No creo que sea para aplaudir


Cuando el avión aterrizó después de doce horas de vuelo, cuando finalmente la bestia metálica y narigona logró apoyar las patitas sobre el asfalto y todos tuvimos la no menos curiosa sensación de estar sobre la tierra otra vez, cuando la máquina pasó ese breve pasaje durante el cual uno siente la fragilidad del cuerpo humano ya que parece que se te van a volar los huevos junto con parte del fuselaje. Pasado todo eso decía y justo entonces, la gente aplaudió. Un aplauso que se extendió a través de las filas, enérgicas palmas después de tantas horas de no haber tenido gran cosa para hacer más que saber que se está en el aire.
–Usted no aplaude –me dijo una señora sentada a mi derecha, muy receptiva por cierto, que se había pasado la totalidad del vuelo aceptando lo que le dieran. Una señora que sí quería una copita de champán y sí quería otra porción de ensalada rusa de un peligroso y amarronado amarillo y sí quería café y sí quería la toallita para la cara y sí quería la tarta de arándanos y una cucharada de pija de ornitorrinco bebé.
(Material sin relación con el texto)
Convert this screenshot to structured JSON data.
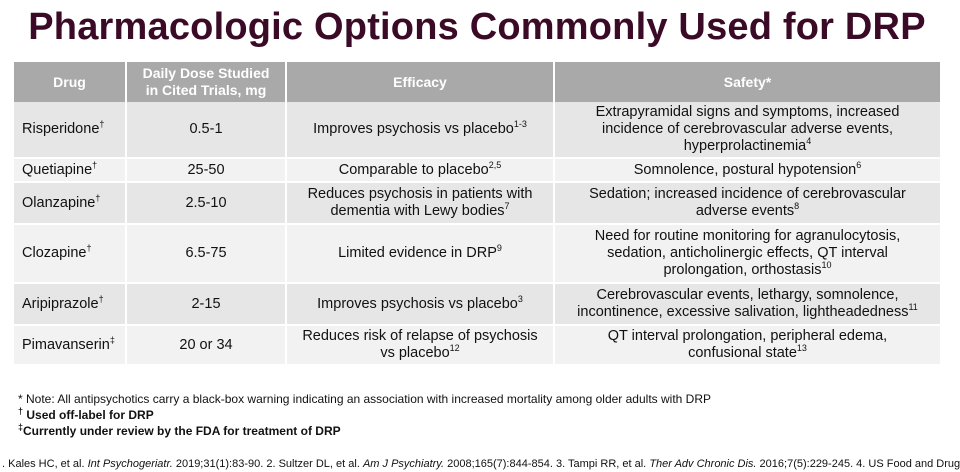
{
  "title": "Pharmacologic Options Commonly Used for DRP",
  "table": {
    "headers": {
      "drug": "Drug",
      "dose_line1": "Daily Dose Studied",
      "dose_line2": "in Cited Trials, mg",
      "efficacy": "Efficacy",
      "safety": "Safety*"
    },
    "rows": [
      {
        "drug": "Risperidone",
        "drug_mark": "†",
        "dose": "0.5-1",
        "efficacy": [
          "Improves psychosis vs placebo"
        ],
        "efficacy_ref": "1-3",
        "safety": [
          "Extrapyramidal signs and symptoms, increased",
          "incidence of cerebrovascular adverse events,",
          "hyperprolactinemia"
        ],
        "safety_ref": "4"
      },
      {
        "drug": "Quetiapine",
        "drug_mark": "†",
        "dose": "25-50",
        "efficacy": [
          "Comparable to placebo"
        ],
        "efficacy_ref": "2,5",
        "safety": [
          "Somnolence, postural hypotension"
        ],
        "safety_ref": "6"
      },
      {
        "drug": "Olanzapine",
        "drug_mark": "†",
        "dose": "2.5-10",
        "efficacy": [
          "Reduces psychosis in patients with",
          "dementia with Lewy bodies"
        ],
        "efficacy_ref": "7",
        "safety": [
          "Sedation; increased incidence of cerebrovascular",
          "adverse events"
        ],
        "safety_ref": "8"
      },
      {
        "drug": "Clozapine",
        "drug_mark": "†",
        "dose": "6.5-75",
        "efficacy": [
          "Limited evidence in DRP"
        ],
        "efficacy_ref": "9",
        "safety": [
          "Need for routine monitoring for agranulocytosis,",
          "sedation, anticholinergic effects, QT interval",
          "prolongation, orthostasis"
        ],
        "safety_ref": "10"
      },
      {
        "drug": "Aripiprazole",
        "drug_mark": "†",
        "dose": "2-15",
        "efficacy": [
          "Improves psychosis vs placebo"
        ],
        "efficacy_ref": "3",
        "safety": [
          "Cerebrovascular events, lethargy, somnolence,",
          "incontinence, excessive salivation, lightheadedness"
        ],
        "safety_ref": "11"
      },
      {
        "drug": "Pimavanserin",
        "drug_mark": "‡",
        "dose": "20 or 34",
        "efficacy": [
          "Reduces risk of relapse of psychosis",
          "vs placebo"
        ],
        "efficacy_ref": "12",
        "safety": [
          "QT interval prolongation, peripheral edema,",
          "confusional state"
        ],
        "safety_ref": "13"
      }
    ]
  },
  "notes": {
    "note1": "* Note: All antipsychotics carry a black-box warning indicating an association with increased mortality among older adults with DRP",
    "note2_mark": "†",
    "note2": " Used off-label for DRP",
    "note3_mark": "‡",
    "note3": "Currently under review by the FDA for treatment of DRP"
  },
  "references": {
    "r1": ". Kales HC, et al. ",
    "r1_journal": "Int Psychogeriatr.",
    "r1_rest": " 2019;31(1):83-90. 2. Sultzer DL, et al. ",
    "r2_journal": "Am J Psychiatry.",
    "r2_rest": " 2008;165(7):844-854. 3. Tampi RR, et al. ",
    "r3_journal": "Ther Adv Chronic Dis.",
    "r3_rest": " 2016;7(5):229-245. 4. US Food and Drug"
  }
}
Una señora algo mayor con expresión de saber que lo mejor en cada momento de la vida y por decirlo entonces de alguna forma entonces todo el tiempo, era aceptar y aceptar y aceptar la situación cualquiera sea porque para eso fuimos puestos sobre la faz de la tierra y no mucho más que eso.
–No, señora, no creo que sea para aplaudir –carraspeé un poco, tenía la garganta hecha mierda y unas ganas de escupir importantes–. Se aplaude en mi opinión un acto, una maniobra, una performance meritoria. Se aplaude a quien ha hecho algo muy por encima de lo estrictamente necesario. Usted parece sugerir a pesar de sus profundas limitaciones expresivas, que debo aplaudir al piloto por haber llegado a destino y por haber aterrizado la nave. Lo que quisiera saber entonces es cómo debería toda esta maravillosa muchedumbre manifestar su desagrado, quizás su descontento, en caso de haberse dado la contraria.

10.10.25

Algún nombre hay que ponerle


Llamémoslo ‘cambio de paradigma’, algún nombre hay que ponerle. Funciona más o menos de la siguiente manera. Lo vas a entender enseguida, es muy sencillo.
Cada cinco años más o menos, entre cuatro y seis si vos querés, pero es más de tres seguro y menos de siete, seguro también. Cada cinco años todo aquello en lo que creías, tus más íntimas convicciones en cualquiera de los rubros del horóscopo, se derrumban como un castillo de tergopol.
Nada, eso. Es sencillo como te dije. No vas a poder creer lo que te pasa. Con el amor, con el dinero, con la salud, con el trabajo. Tampoco desde ya, es su intrínseca condición, con las sorpresas.
Llamémoslo ‘cambio de paradigma’ si no te jode, algún nombre hay que ponerle. Te deja sentado, el piso puede ser el de la cocina de tu casa o en una vereda cualquiera, puede ser la mañana de un caluroso martes de diciembre o un domingo por la tarde después de haber comprado doscientos gramos de salchichón y doscientos de queso de máquina en el chino. La sensación es muy parecida a la de recibir una violenta patada en el pecho, no es divertido ni agradable.
Ah bueno, vos querés saber qué hay que hacer. Nada, te levantás y seguis con lo que sea que te parezca importante, tu estúpida vida.